In 2011, Ellis joined the Boston Ballet as a second soloist. In 2013, she was promoted to principal dancer. Among the ballets she danced in Boston were Swan Lake, The Sleeping Beauty, The Nutcracker and Le Corsaire, Balanchine's Serenade, Jewels, Episodes, and Coppélia, Robbins' The Concert and Fancy Free, Ashton's Cinderella, Cranko's Onegin, Landar's Études, Wheeldon's Polyphonia and McGregor's Chroma.

Outside of the Boston Ballet, in 2014, Ellis started her dancewear brand RubiaWear, which focuses on warm-up attires and accessories. She conceived the idea after her colleagues noticed her handmade leg warmers and asked her to make some for them. In 2020, when performances were canceled due to the COVID-19 pandemic, Ellis was among the 32 ballerinas that participated in Misty Copeland's "Swans for Relief" fundraiser.

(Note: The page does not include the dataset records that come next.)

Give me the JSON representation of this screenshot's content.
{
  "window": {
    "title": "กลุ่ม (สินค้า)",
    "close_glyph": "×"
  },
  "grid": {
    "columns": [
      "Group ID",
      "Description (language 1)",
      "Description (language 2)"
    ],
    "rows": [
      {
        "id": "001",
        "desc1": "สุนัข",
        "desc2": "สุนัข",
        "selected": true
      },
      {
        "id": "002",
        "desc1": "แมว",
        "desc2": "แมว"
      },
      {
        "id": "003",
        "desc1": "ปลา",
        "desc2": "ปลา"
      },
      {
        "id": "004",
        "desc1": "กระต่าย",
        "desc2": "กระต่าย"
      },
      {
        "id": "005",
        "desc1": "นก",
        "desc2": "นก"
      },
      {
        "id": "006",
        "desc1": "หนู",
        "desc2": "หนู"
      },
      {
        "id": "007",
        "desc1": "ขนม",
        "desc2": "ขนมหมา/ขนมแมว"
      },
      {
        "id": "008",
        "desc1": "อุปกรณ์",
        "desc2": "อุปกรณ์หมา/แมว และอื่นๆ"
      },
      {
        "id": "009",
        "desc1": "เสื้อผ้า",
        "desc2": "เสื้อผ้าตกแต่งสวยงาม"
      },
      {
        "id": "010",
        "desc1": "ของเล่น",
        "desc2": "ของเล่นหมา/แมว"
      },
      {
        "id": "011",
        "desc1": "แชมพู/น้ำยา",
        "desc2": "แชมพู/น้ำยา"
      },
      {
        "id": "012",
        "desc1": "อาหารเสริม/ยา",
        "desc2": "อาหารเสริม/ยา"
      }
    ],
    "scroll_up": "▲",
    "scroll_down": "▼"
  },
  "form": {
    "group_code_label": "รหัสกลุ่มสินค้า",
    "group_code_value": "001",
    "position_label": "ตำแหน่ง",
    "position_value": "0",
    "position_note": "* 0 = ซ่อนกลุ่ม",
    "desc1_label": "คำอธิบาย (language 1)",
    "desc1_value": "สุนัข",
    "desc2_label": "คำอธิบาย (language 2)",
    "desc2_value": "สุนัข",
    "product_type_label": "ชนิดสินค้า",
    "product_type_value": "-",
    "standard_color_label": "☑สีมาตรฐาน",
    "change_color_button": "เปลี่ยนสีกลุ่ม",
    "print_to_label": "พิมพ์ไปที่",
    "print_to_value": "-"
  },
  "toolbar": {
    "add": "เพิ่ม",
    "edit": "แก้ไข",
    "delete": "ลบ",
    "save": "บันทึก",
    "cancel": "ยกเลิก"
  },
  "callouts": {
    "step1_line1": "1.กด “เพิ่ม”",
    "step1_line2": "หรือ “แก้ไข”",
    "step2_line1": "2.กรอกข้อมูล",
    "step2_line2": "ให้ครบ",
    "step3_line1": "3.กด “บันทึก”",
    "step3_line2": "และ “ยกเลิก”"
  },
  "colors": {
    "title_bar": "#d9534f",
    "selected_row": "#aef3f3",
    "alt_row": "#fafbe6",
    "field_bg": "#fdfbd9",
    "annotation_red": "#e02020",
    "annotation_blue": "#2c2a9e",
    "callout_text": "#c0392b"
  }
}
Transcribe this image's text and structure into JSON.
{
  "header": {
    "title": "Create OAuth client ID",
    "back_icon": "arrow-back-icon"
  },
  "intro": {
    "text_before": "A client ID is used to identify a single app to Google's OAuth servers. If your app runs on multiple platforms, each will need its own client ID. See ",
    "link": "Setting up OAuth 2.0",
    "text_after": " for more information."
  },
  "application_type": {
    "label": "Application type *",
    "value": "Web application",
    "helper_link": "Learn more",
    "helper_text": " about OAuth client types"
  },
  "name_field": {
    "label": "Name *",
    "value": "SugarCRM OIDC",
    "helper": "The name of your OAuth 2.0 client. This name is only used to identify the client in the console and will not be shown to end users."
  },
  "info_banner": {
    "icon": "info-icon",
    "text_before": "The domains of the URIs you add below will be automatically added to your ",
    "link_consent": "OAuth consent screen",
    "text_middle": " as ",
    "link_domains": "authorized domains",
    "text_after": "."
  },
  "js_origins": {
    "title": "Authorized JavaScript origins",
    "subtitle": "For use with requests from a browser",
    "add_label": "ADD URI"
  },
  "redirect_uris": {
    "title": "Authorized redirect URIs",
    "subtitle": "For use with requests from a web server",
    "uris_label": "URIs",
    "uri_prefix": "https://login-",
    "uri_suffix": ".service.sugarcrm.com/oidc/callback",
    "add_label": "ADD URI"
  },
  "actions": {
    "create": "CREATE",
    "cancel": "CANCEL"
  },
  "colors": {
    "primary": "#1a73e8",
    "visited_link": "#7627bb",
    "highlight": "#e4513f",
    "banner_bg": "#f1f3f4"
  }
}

All of the ballerinas filmed themselves dancing Fokine's The Dying Swan to raise funds for the participating dancers' companies and the arts.

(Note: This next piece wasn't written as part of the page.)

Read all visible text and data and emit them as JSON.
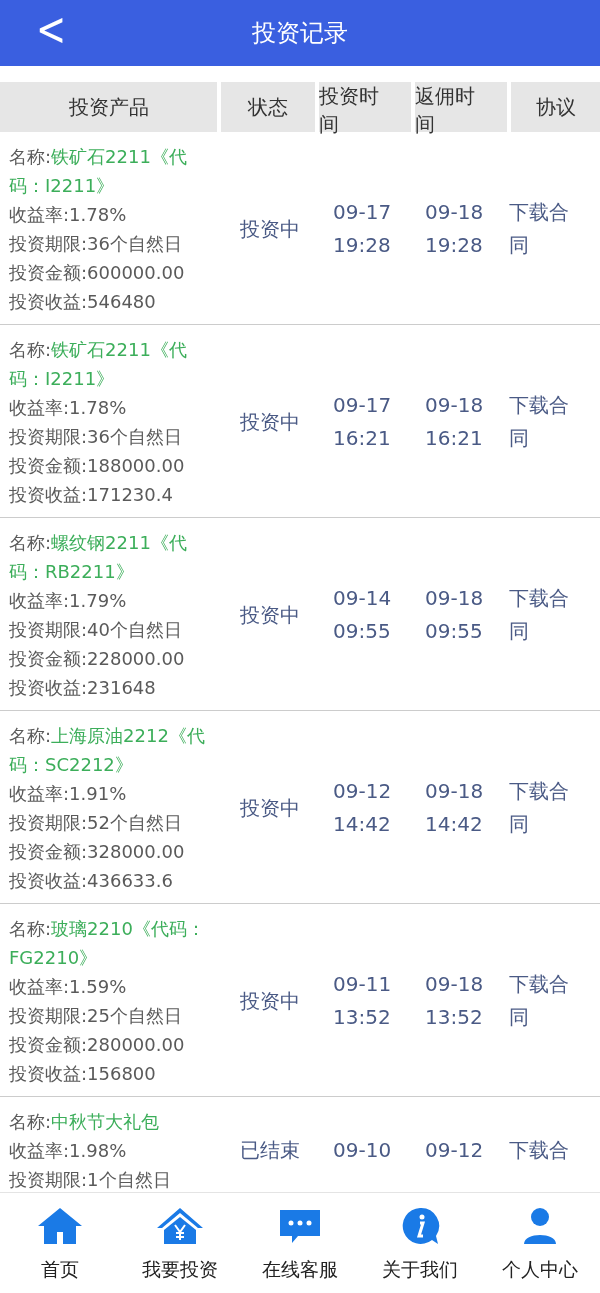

In 2021, Ellis retired from dancing. She did not have a farewell performance due to the pandemic, and she was on maternity leave after giving birth to her second child. She then became the associate director of the Dallas Conservatory's newly founded professional division, with her husband George Birkadze as the director. Ellis said the position came about when the couple were looking for opportunities in Dallas, where her parents reside. The couple contacted the conservatory, and Birkadze pitched the idea of a program that prepares older students for professional careers.

==Personal life==
Ellis is married to dance teacher and choreographer George Birkadze. The couple met while dancing at Corella Ballet. They have two children.